Suivent des extraits d’un article de Henri de Noussanne paru dans la revue l’Illustration du 19 août 1922
« La tradition locale précise que l’Abbé Prévost revenait du prieuré de Saint Nicolas d’Acy. »Dom François Prévost, « en habit ecclésiastique », emmitouflé et coiffé du chapeau à trois cornes, a quitté le prieuré pour rentrer au logis de « vertueuses et discrète personne », dame Catherine de Genty. Il vit chez elle, en locataire exemplaire. Il a 70 ans... C’est Vers quatre heures de l’après-midi, avant les vêpres, que l’Abbé Prévost s’excuse apparemment de ne pouvoir entendre, ayant à travailler, il faut vivre, et le Prince de Conti le paie chichement, il s’en va (...) Il se presse, le vent est aigre et pince dur sur le plateau. L’Abbé frissonne. Un peu plus d’une lieue (de son époque) le sépare des livres, derniers amis de sa vieillesse (...) Mais voici déjà la croix de Courteuil. Elle marque à peu près la moitié du chemin... Soudain l’Abbé chancelle, il cherche où s’appuyer. Aucun secours, sauf là cette croix... C’est vers elle qu’il se traîne ; c’est à ses pieds qu’il s’abat et ne bouge plus.
- Extrait du Registre paroissial relatant la mort de
l’abbé Prévost le 25 novembre 1763
Avertis, les Bénédictins de St Nicolas réclamèrent le corps de leur frère en Saint Benoît, l’Abbé souhaitant sans doute par testament de dormir son dernier sommeil en leur église. Toujours est-il qu’on l’inhuma au prieuré de St Nicolas d’Acy, « A la demande des religieux de ladite abbaye ».
- L’emplacement de la croix indique la présence de la crypte (qui subsiste) où fut inhumé l’abbé Prévost.
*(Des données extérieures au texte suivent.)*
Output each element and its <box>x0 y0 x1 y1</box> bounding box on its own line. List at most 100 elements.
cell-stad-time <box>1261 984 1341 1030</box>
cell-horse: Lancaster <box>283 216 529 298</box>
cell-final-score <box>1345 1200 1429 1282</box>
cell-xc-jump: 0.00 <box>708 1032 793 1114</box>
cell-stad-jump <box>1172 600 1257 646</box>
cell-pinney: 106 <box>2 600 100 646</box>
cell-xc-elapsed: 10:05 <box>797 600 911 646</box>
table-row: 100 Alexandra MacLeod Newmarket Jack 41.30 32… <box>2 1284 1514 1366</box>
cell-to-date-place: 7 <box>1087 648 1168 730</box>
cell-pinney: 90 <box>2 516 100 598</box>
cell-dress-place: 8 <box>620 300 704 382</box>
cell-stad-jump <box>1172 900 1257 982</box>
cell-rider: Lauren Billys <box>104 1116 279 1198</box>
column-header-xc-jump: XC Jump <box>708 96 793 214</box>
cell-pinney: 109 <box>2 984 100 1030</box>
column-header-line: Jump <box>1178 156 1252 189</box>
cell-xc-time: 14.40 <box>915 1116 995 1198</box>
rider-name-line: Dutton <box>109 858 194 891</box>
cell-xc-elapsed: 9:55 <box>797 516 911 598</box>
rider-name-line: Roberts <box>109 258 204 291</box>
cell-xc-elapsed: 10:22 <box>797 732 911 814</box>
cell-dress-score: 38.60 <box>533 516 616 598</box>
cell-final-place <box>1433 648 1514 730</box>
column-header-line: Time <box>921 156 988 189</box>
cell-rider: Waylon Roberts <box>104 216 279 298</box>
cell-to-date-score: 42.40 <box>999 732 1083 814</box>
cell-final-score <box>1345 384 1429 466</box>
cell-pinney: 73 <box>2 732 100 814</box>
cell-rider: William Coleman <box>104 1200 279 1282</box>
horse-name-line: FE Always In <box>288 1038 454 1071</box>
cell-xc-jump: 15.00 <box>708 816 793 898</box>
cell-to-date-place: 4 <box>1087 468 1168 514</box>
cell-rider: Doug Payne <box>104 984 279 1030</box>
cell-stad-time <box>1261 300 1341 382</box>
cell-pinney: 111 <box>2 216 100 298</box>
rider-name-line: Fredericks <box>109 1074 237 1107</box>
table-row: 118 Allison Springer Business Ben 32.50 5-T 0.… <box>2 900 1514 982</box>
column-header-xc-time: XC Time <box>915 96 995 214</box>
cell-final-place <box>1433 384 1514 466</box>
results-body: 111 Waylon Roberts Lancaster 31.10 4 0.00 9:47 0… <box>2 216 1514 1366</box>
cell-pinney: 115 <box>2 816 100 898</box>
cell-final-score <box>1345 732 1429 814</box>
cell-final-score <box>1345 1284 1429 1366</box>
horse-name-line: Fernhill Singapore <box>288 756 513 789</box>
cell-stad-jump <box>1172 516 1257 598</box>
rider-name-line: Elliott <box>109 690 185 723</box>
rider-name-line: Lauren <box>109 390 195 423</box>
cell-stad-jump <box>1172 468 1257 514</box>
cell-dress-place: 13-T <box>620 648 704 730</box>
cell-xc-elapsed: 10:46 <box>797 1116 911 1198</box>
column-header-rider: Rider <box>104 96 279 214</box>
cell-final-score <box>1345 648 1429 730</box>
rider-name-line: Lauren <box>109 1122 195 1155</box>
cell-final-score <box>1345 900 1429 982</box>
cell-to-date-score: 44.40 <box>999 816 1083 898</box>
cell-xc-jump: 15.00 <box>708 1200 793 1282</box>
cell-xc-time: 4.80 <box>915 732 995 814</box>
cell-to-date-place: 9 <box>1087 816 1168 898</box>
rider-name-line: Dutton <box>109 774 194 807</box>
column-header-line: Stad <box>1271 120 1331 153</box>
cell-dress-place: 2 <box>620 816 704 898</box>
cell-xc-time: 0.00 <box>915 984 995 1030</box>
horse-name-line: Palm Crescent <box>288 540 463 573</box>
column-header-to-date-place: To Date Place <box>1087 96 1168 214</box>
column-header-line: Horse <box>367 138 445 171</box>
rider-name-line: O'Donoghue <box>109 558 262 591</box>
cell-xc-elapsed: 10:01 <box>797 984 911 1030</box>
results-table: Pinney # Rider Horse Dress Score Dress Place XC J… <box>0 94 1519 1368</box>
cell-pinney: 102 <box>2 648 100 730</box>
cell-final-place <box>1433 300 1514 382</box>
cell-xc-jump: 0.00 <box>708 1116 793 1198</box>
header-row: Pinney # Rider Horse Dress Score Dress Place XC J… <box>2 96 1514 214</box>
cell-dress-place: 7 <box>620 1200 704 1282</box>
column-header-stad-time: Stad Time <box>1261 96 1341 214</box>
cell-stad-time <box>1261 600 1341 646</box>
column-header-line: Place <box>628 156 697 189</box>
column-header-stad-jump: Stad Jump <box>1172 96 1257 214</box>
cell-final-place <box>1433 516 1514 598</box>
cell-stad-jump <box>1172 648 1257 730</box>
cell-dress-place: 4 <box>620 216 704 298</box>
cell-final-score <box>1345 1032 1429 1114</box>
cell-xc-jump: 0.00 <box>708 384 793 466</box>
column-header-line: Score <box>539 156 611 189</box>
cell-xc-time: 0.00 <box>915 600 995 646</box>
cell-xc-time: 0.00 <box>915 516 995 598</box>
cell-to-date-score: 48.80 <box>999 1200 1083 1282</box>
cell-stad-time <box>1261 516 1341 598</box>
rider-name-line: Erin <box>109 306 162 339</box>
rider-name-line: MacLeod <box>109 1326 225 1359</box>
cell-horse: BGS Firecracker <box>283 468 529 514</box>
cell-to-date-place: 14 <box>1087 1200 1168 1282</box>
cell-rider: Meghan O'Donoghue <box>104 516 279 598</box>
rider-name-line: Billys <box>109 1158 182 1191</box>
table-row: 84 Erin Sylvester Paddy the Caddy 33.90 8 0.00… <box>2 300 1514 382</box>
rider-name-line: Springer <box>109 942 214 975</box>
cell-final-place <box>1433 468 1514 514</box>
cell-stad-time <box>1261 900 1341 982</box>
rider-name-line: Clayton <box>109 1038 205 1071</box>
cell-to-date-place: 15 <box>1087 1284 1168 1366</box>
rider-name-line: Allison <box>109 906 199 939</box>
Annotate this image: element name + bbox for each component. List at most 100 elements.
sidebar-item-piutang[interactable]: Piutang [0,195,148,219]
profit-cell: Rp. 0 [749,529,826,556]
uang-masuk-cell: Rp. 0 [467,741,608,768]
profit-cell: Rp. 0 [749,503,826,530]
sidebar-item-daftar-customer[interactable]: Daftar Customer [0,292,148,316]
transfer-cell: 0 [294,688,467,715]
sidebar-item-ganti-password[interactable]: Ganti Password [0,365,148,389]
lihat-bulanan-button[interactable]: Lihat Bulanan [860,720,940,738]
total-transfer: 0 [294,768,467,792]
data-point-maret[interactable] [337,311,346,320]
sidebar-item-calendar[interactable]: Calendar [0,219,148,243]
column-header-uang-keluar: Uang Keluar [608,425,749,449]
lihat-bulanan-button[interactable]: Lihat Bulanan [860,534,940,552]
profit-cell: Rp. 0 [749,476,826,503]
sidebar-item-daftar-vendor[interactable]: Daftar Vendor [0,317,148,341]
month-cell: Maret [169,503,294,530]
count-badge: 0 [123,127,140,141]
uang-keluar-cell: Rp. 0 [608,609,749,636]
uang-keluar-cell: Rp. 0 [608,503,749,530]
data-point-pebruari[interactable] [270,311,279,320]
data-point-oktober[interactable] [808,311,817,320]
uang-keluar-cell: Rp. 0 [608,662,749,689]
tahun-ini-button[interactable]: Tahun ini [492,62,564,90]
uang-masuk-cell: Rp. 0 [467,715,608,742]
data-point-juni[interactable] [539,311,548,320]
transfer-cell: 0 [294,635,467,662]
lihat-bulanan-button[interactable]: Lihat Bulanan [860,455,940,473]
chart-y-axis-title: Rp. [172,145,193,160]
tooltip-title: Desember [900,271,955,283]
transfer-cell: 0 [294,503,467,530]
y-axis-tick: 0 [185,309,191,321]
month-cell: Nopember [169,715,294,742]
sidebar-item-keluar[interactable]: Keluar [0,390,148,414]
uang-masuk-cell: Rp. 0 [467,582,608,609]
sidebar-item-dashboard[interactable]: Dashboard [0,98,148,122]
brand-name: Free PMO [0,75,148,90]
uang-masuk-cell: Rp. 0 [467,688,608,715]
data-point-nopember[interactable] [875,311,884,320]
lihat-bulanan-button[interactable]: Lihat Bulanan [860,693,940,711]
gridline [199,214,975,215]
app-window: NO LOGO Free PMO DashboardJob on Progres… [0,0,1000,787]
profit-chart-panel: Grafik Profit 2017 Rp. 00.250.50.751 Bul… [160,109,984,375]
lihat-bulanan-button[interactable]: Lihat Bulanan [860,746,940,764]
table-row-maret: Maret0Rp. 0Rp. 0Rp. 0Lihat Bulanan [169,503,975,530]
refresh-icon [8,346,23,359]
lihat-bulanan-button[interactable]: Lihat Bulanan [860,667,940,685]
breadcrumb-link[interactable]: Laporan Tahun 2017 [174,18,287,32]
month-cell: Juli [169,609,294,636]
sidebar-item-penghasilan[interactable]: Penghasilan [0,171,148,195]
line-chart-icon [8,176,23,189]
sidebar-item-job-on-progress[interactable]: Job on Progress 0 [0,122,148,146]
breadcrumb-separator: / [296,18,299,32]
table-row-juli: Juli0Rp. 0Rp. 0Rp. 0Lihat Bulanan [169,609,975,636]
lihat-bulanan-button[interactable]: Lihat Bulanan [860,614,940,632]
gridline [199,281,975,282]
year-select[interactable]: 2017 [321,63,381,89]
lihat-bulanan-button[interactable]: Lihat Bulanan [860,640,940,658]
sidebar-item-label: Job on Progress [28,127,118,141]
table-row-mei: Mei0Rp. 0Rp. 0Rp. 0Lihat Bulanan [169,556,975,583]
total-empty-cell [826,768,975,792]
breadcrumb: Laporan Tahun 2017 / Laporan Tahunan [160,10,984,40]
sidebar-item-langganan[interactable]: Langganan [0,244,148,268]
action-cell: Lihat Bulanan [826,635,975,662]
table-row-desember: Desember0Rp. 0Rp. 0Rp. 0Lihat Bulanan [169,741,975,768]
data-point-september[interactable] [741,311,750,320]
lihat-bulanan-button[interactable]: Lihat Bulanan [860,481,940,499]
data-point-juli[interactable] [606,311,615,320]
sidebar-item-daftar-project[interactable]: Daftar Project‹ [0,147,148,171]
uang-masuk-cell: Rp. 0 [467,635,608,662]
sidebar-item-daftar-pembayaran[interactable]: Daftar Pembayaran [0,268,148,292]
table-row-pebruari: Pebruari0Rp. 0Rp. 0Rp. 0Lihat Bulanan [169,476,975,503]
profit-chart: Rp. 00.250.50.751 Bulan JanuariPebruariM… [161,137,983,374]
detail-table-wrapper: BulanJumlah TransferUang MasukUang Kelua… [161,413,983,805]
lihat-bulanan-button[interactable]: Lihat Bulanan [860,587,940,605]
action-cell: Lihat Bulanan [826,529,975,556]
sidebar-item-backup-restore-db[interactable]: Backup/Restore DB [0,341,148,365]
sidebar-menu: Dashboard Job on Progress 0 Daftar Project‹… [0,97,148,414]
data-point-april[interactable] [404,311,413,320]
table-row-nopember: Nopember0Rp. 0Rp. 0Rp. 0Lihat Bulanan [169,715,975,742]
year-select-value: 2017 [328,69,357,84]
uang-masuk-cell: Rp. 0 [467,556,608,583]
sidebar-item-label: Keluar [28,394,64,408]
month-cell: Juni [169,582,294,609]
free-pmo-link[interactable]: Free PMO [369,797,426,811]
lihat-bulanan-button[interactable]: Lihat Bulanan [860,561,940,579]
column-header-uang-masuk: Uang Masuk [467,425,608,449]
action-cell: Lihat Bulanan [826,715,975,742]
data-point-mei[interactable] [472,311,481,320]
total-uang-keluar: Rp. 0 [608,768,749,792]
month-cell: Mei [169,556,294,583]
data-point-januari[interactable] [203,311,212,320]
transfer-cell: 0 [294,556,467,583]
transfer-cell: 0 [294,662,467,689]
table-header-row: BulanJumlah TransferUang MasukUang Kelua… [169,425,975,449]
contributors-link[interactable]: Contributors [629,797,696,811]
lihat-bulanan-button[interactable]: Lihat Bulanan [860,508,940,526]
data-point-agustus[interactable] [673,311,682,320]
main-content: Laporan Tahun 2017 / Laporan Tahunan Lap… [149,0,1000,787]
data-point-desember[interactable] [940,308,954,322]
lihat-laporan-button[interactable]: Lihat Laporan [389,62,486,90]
- L’entrée actuelle du prieuré, à quelques encablures du calvaire.
- Le prieuré aujourd’hui
Son épitaphe en latin fut simple. Voici la traduction du texte (...) « Ici git Dom Antoine François Prévost, prêtre de l’ordre majeur de Saint Benoît, moine profès, connu par les très nombreux ouvrages qu’il publia. Il mourut le 25 novembre 1763. Qu’il repose en paix ! ».